In a letter sent to GameAlmighty that he claims was also sent to Microsoft Chairman Bill Gates, Thompson claims that "Beltway Sniper" Lee Boyd Malvo, currently serving multiple life sentences for his role in a notorious shooting rampage in 2002, "trained on Microsoft's Halo," and that Gates himself admitted the game's damaging potential when he said on 60 Minutes, "The cool thing about these games is that they transport you to a world you think is real."
Concluding his letter, he writes, "Here's the deal, Mr. Gates: Either Microsoft undertakes dramatic, real steps, through its marketing, wholesale, and retail operations to assure that Halo 3 is not sold, via the Internet and in stores, directly to anyone under 17, or I shall proceed to make sure that Microsoft is held to that standard by appropriate legal means. I have done that before successfully as to Best Buy, and I shall do so again as to Microsoft and all retailers of Halo 3."

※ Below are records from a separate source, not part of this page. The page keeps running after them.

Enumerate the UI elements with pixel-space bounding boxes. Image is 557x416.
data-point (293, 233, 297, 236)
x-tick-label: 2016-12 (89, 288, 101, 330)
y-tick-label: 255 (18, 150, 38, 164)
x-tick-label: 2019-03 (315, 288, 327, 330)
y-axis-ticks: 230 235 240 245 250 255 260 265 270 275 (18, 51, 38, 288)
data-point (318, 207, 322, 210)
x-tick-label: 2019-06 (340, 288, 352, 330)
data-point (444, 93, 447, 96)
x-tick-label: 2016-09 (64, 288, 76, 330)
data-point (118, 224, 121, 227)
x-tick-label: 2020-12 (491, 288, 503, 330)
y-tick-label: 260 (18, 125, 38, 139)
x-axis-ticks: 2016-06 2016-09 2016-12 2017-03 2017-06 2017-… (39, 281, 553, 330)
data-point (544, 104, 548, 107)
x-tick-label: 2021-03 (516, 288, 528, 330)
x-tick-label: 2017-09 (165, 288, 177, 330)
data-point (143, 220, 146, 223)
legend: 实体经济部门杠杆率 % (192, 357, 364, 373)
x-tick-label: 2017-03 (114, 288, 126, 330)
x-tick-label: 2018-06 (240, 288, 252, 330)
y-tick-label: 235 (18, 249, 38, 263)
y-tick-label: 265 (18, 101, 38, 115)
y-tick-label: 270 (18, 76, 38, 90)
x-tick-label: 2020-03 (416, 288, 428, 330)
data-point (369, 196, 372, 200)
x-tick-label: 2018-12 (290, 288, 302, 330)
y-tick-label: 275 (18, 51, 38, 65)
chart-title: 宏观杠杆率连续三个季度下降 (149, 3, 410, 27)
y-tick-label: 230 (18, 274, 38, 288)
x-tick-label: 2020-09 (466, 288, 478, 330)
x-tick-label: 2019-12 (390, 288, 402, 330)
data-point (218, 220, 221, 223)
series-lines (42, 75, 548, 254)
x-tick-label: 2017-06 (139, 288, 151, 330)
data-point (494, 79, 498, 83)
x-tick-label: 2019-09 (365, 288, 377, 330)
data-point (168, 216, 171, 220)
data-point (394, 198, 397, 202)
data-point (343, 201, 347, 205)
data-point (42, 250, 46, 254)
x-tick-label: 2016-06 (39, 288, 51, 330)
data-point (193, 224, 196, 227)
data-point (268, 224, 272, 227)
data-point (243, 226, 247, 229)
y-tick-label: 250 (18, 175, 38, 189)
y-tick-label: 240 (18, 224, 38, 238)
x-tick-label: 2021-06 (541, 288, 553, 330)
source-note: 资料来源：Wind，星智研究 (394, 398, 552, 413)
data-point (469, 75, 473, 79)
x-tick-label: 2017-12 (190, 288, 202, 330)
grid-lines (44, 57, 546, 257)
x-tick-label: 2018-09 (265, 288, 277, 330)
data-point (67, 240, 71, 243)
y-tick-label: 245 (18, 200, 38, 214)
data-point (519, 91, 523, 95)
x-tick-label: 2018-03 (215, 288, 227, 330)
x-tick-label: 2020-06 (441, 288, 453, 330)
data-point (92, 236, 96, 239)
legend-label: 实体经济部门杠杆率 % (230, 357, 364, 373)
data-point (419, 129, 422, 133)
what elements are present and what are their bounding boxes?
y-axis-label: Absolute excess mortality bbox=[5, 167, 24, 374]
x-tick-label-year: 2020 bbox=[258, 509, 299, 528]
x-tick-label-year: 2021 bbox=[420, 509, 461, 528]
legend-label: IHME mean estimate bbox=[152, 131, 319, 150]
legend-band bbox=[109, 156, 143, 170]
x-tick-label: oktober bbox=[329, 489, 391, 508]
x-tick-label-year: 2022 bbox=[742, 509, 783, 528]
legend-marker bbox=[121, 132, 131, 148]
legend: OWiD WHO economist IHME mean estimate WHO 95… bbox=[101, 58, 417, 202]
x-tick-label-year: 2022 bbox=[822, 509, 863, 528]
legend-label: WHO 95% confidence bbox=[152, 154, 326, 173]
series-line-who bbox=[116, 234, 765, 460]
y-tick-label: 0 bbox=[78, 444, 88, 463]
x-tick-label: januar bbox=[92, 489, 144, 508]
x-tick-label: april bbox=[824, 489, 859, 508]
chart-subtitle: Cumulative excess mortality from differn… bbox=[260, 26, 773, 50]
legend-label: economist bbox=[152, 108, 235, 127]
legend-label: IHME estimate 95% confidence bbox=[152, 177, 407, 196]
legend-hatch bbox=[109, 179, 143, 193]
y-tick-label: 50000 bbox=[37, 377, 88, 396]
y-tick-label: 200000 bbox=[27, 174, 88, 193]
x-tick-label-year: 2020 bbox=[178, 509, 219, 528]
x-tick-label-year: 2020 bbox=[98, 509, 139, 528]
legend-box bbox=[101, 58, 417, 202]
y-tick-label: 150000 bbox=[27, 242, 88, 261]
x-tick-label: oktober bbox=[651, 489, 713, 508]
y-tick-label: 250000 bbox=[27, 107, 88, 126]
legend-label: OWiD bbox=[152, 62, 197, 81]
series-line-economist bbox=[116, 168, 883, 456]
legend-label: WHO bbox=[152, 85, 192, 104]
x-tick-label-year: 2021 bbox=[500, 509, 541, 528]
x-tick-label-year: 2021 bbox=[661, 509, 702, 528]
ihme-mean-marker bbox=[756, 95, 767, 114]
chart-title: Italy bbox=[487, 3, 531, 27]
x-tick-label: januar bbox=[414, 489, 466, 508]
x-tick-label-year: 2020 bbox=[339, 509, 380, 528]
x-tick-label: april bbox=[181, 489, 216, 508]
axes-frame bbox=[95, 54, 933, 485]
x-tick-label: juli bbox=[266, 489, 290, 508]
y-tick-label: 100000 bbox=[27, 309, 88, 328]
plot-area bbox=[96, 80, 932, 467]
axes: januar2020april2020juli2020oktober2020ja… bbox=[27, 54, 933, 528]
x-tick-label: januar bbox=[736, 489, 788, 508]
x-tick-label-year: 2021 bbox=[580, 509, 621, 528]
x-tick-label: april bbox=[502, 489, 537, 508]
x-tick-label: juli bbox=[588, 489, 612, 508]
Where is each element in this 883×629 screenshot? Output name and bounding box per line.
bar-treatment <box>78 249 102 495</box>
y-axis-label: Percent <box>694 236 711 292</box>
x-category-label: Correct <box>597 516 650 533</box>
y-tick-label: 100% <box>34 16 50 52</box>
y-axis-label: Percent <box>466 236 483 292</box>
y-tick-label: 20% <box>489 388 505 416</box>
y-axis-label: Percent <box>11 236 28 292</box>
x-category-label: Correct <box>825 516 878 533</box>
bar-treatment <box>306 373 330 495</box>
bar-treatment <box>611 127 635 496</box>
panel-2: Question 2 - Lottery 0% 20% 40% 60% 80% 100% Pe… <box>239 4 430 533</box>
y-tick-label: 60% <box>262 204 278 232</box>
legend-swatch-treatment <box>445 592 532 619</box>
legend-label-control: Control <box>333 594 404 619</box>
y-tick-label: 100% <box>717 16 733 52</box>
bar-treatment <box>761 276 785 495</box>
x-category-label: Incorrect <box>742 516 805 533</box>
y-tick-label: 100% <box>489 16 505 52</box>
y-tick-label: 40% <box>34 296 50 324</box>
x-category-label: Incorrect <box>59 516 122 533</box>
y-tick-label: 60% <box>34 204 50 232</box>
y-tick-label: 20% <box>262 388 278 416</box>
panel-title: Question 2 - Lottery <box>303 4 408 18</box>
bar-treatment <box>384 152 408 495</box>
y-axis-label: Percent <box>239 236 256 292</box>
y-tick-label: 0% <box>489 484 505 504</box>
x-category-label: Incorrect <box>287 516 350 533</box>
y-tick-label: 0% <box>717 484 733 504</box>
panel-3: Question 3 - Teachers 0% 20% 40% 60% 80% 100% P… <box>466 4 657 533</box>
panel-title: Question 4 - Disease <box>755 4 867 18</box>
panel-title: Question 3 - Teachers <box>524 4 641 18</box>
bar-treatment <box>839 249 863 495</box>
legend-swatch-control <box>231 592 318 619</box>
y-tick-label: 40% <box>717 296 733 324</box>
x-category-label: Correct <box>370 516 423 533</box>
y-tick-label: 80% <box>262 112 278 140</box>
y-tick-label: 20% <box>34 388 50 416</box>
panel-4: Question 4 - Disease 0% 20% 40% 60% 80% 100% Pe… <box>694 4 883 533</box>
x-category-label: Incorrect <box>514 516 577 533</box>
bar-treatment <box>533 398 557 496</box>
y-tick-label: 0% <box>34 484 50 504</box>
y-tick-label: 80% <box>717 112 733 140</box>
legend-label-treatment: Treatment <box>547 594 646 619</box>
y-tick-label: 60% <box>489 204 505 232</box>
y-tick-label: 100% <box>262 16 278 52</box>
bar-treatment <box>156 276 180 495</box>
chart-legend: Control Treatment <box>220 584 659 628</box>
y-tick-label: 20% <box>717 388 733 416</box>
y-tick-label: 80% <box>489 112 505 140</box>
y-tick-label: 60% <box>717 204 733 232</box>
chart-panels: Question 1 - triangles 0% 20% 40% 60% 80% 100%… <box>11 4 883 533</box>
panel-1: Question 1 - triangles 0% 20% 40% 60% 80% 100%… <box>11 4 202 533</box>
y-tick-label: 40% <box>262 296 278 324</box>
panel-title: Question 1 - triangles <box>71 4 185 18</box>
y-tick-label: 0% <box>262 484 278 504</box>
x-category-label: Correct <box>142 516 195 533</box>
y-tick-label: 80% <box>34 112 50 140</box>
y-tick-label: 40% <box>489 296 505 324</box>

Thompson's legal "successes" are dubious at best; while he has at times caused a stir in the industry with his fiery rhetoric and ability to herd like-minded individuals, much of what he has said and done has proven to be either empty threats or legally unenforceable. He was "preemptively sued" by Take-Two Games and is now effectively barred from suing them, and a Thompson-authored videogame law in Louisiana was recently struck down due to egregious First Amendment infringements. He has faced numerous allegations of professional misconduct over the years, and in February of this year, the Florida Bar began disbarment proceedings against him.